Im Interview berichtet Regisseur Su Turhan über seine Arbeit an Ayla, einem Film über die Tochter türkischer Eltern, die in Deutschland augewachsen ist. Sie sucht den schmalen Grat zwischen Bewahrung ihrer türkischen Wurzeln und der Freiheit westlicher Werte.

Wie haben Sie den Stoff zu Ihrem Spielfilmdebüt Ayla entwickelt?
Su Turhan: Ich wollte, dass meinem ersten Film ein spannendes, menschliches Thema zu Grunde liegt, das das Publikum mitreißt und nahe geht. Ich selbst wurde in Istanbul geboren und kam mit meinen Eltern nach Deutschland, als ich zwei Jahre alt war. Daher war es naheliegend und richtig, ein Thema zu wählen, mit dem ich mich auskenne und zu dem ich einen persönlichen Bezug habe. Anfangs wusste ich nur, dass eine starke Frau im Mittelpunkt der Geschichte stehen sollte, die unserem allgegenwärtigen Alltag entspringen musste. Ich liebe starke Frauenfiguren im Kino. Darauf aufbauend wollte ich eine Liebesgeschichte erzählen.
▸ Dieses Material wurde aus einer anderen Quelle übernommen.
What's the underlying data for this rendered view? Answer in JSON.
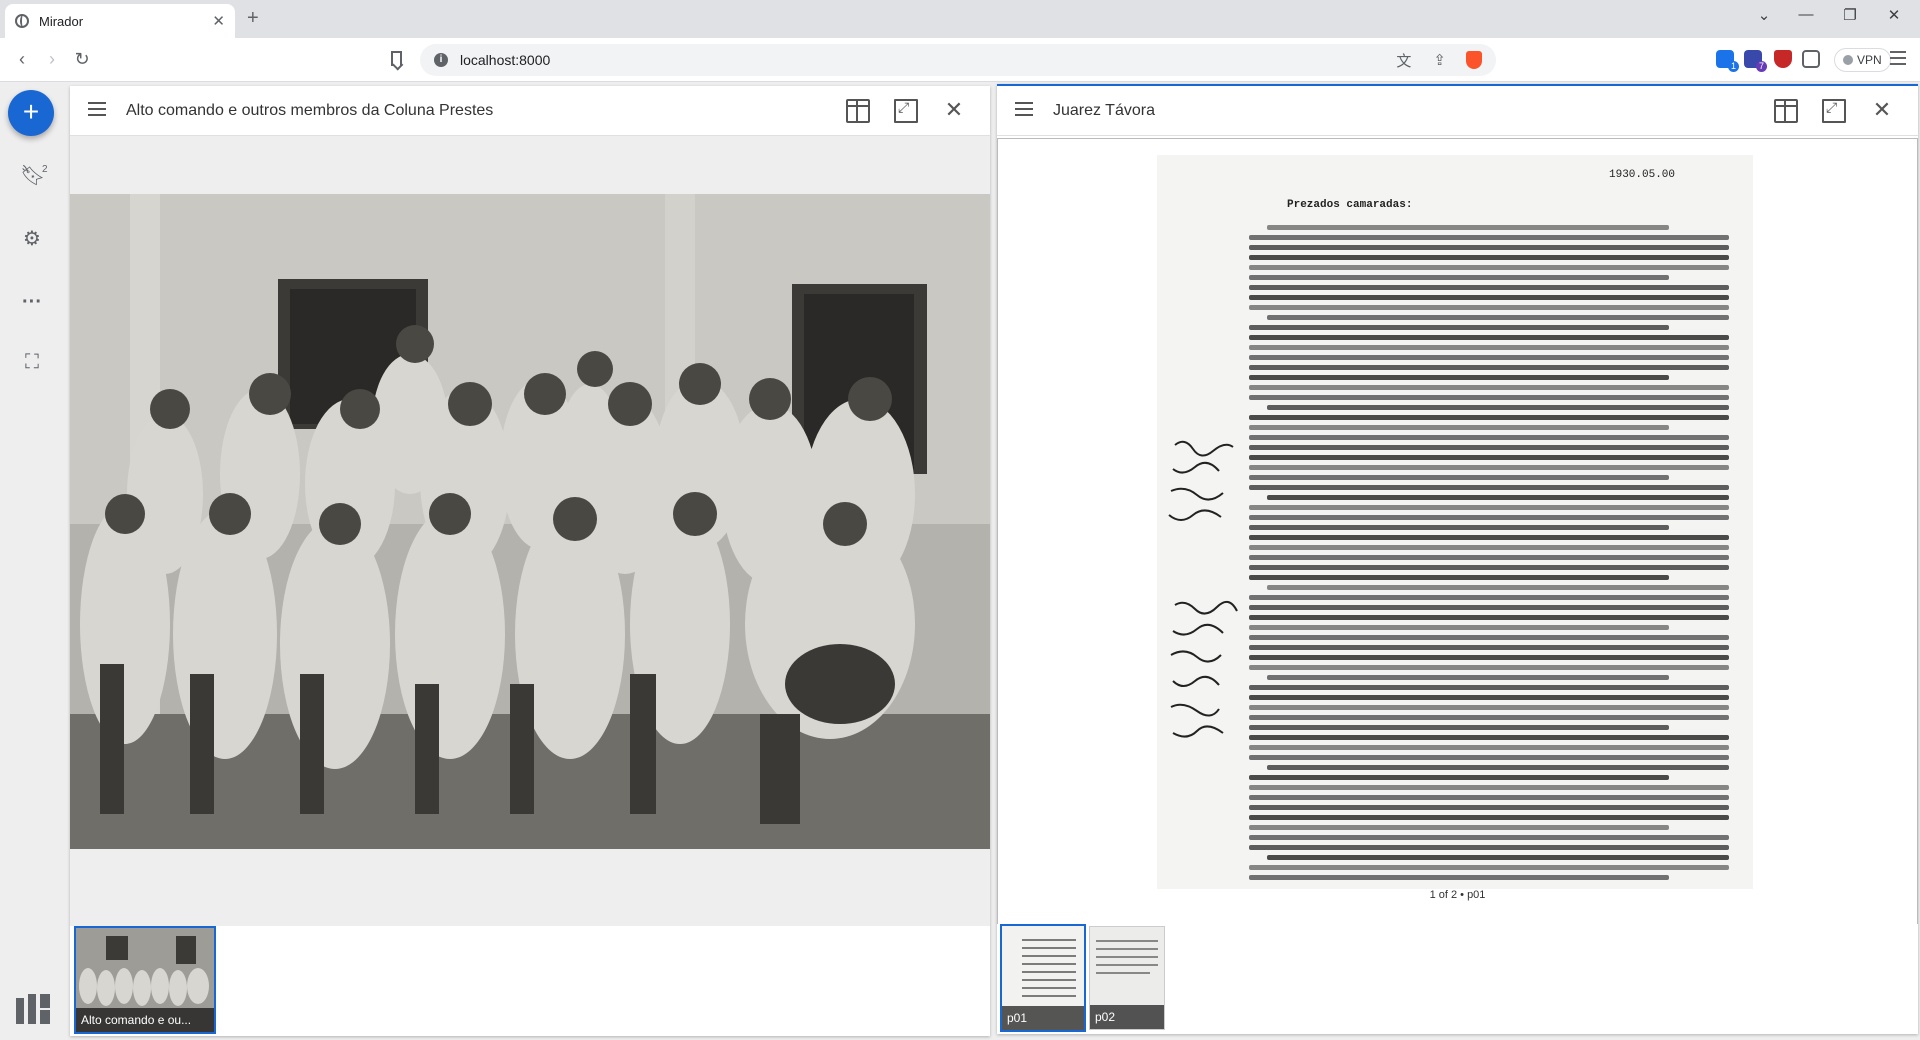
{
  "browser": {
    "tab_title": "Mirador",
    "tab_close": "✕",
    "new_tab": "+",
    "url": "localhost:8000",
    "vpn_label": "VPN",
    "ext_badge_1": "1",
    "ext_badge_2": "7"
  },
  "sidebar": {
    "add_label": "+",
    "catalog_count": "2"
  },
  "windows": [
    {
      "title": "Alto comando e outros membros da Coluna Prestes",
      "thumbnails": [
        {
          "label": "Alto comando e ou..."
        }
      ]
    },
    {
      "title": "Juarez Távora",
      "page_info": "1 of 2 • p01",
      "thumbnails": [
        {
          "label": "p01"
        },
        {
          "label": "p02"
        }
      ]
    }
  ],
  "document": {
    "salutation": "Prezados camaradas:",
    "date": "1930.05.00"
  },
  "colors": {
    "accent": "#1967d2",
    "chrome_bg": "#dfe1e5",
    "workspace_bg": "#eeeeee"
  },
  "icons": [
    "mirador-tab-icon",
    "back-icon",
    "forward-icon",
    "reload-icon",
    "bookmark-icon",
    "site-info-icon",
    "translate-icon",
    "share-icon",
    "brave-shield-icon",
    "menu-icon",
    "add-resource-icon",
    "catalog-icon",
    "settings-icon",
    "more-icon",
    "fullscreen-icon",
    "mirador-logo-icon",
    "window-menu-icon",
    "split-view-icon",
    "maximize-icon",
    "close-icon"
  ]
}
Sie greifen in Ayla Themen wie Liebe, Heldentum und Konflikte zwischen Kulturen auf.
Su Turhan: Absolut. Ich verwende gerne den Begriff ‘archaische Geschichte’, um meinen Film zu beschreiben. Ayla ist sehr zurückhaltend inszeniert, es ist kein Sozialdrama, kein Tagesfall, der abgehandelt wird. Es geht um zwei Familien, beide mit türkischem Hintergrund, die einen etwas liberaler, die anderen erzkonservativ. Irgendwann prallen sie aufeinander.

Eine moderne „Romeo und Julia“-Geschichte?
Su Turhan: Ja, letztendlich steht Shakespeare dafür Pate. Ayla und Ayhan haben ja gemeinsame Wurzeln als Kinder türkischer Eltern. Aber es ist insofern eine ‘verbotene Liebe’, da die dahinterstehenden Traditionen und auch Ideologien, wenn man so will, sich grundlegend unterscheiden. Mir geht es als Regisseur darum, auf funktionierende Mechanismen zurück zu greifen – um sie dann zu variieren und den Zuschauer zu emotionalisieren.
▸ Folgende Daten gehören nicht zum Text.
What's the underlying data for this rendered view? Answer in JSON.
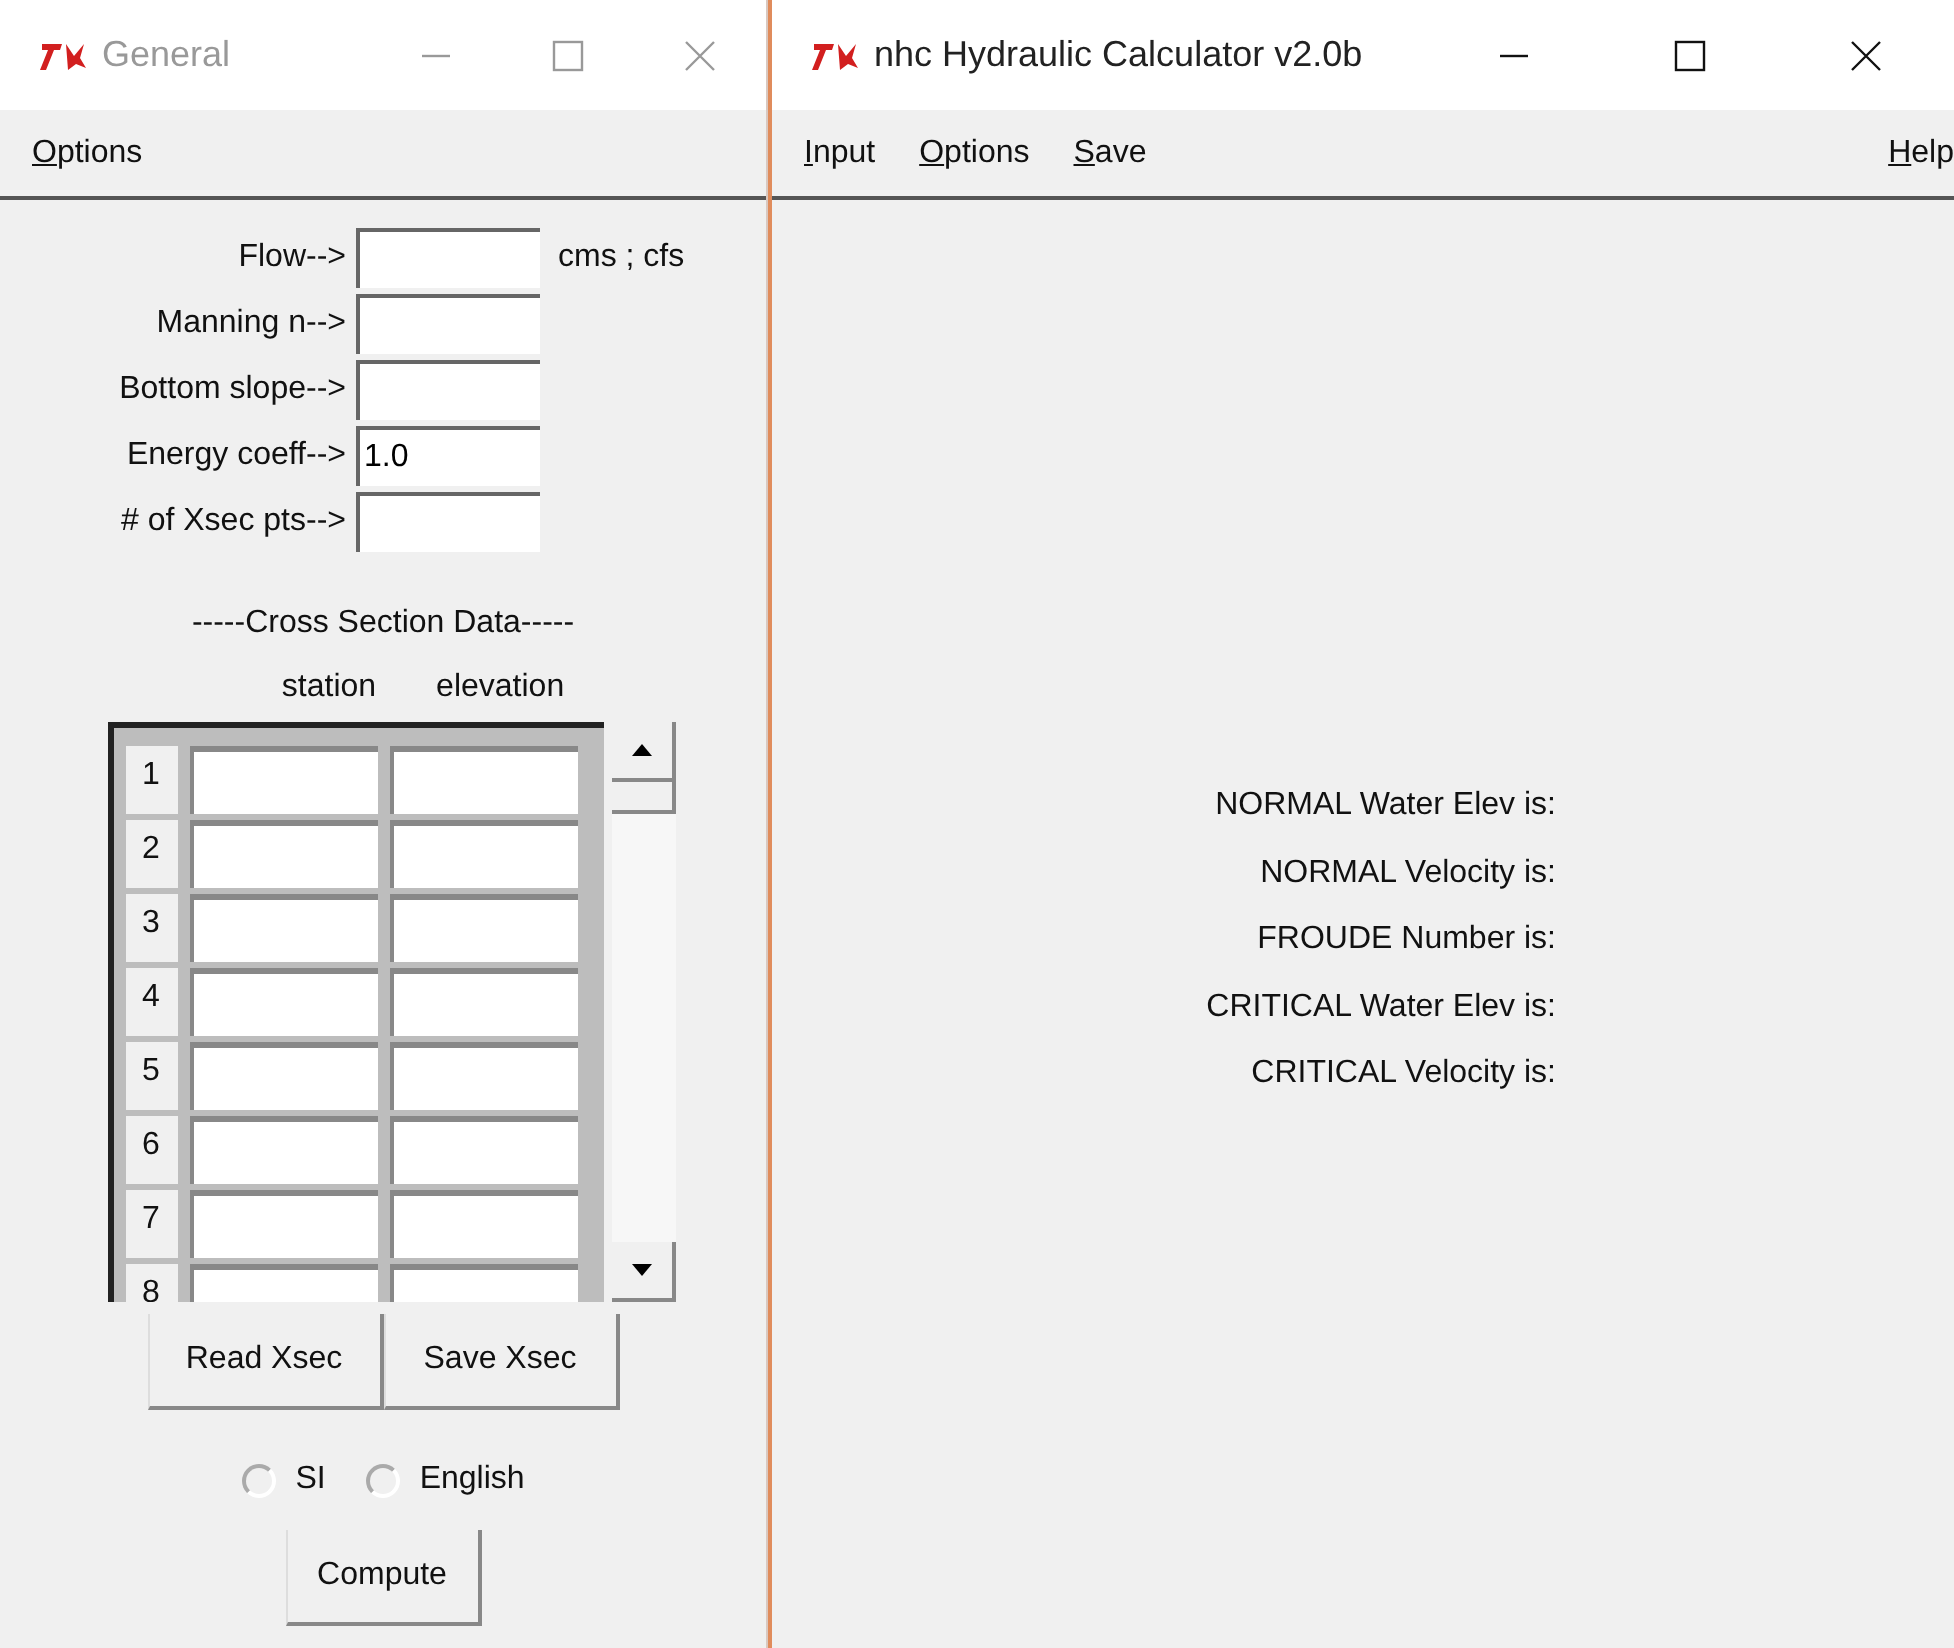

Die Geschichte spielt aber in Deutschland.
Su Turhan: Ayla ist ja auch ein deutscher Film. Einige aus dem Team fanden es erstaunlich, dass die türkisch- stämmigen Darsteller untereinander deutsch gesprochen haben. Aber das ist ganz normal. Auch ich spreche mit meinen Geschwistern deutsch, mit meinen Eltern türkisch. Es würde sich sehr seltsam und unnatürlich anfühlen, mich mit meinem Bruder plötzlich auf Türkisch zu unterhalten. Das ist Teil unserer Sozialisation: Zwei Sprachen, zwei Kulturen.

Wenn zwei Kulturen aufeinander treffen, kommen zwangsläufig immer auch Vorurteile ins Spiel. Sie scheuen sich nicht davor, Klischees im Film zu beleuchten.
Su Turhan: Tatsächlich werden insbesondere mittels der Figur der deutschen Kindergärtnerin Vorurteile gegen Türken aufgezeigt und Saskia Vester präsentiert das in ihrer unverstellten Art auf ziemlich plakative und damit humorvolle Weise. Auf türkischer Seite hingegen ging es mir weniger um den spielerischen Umgang mit Klischees, als darum zu zeigen, dass viele davon tatsächlich zutreffen: Wenn eine junge Türkin zu viel Dekolleté zeigt, ist das in vielen Familien ein ernstes Problem. Wenn Sie aber in der wunderbaren Stadt Istanbul flanieren, sehen Sie Miniröcke und recht luftig gekleidete Frauen. Im Familienumfeld wird dies aber nicht akzeptiert. Jedenfalls nicht, solange die Frau unverheiratet ist und keine eigene Familie hat. Das ist leider kein Klischee. Ayla ist eine moderne Frau, die sich gegen das tradierte Rollenverständnis auflehnt. Aus diesem Grunde wendet sie sich von ihrer Familie ab, findet aber im Laufe des Films langsam zurück.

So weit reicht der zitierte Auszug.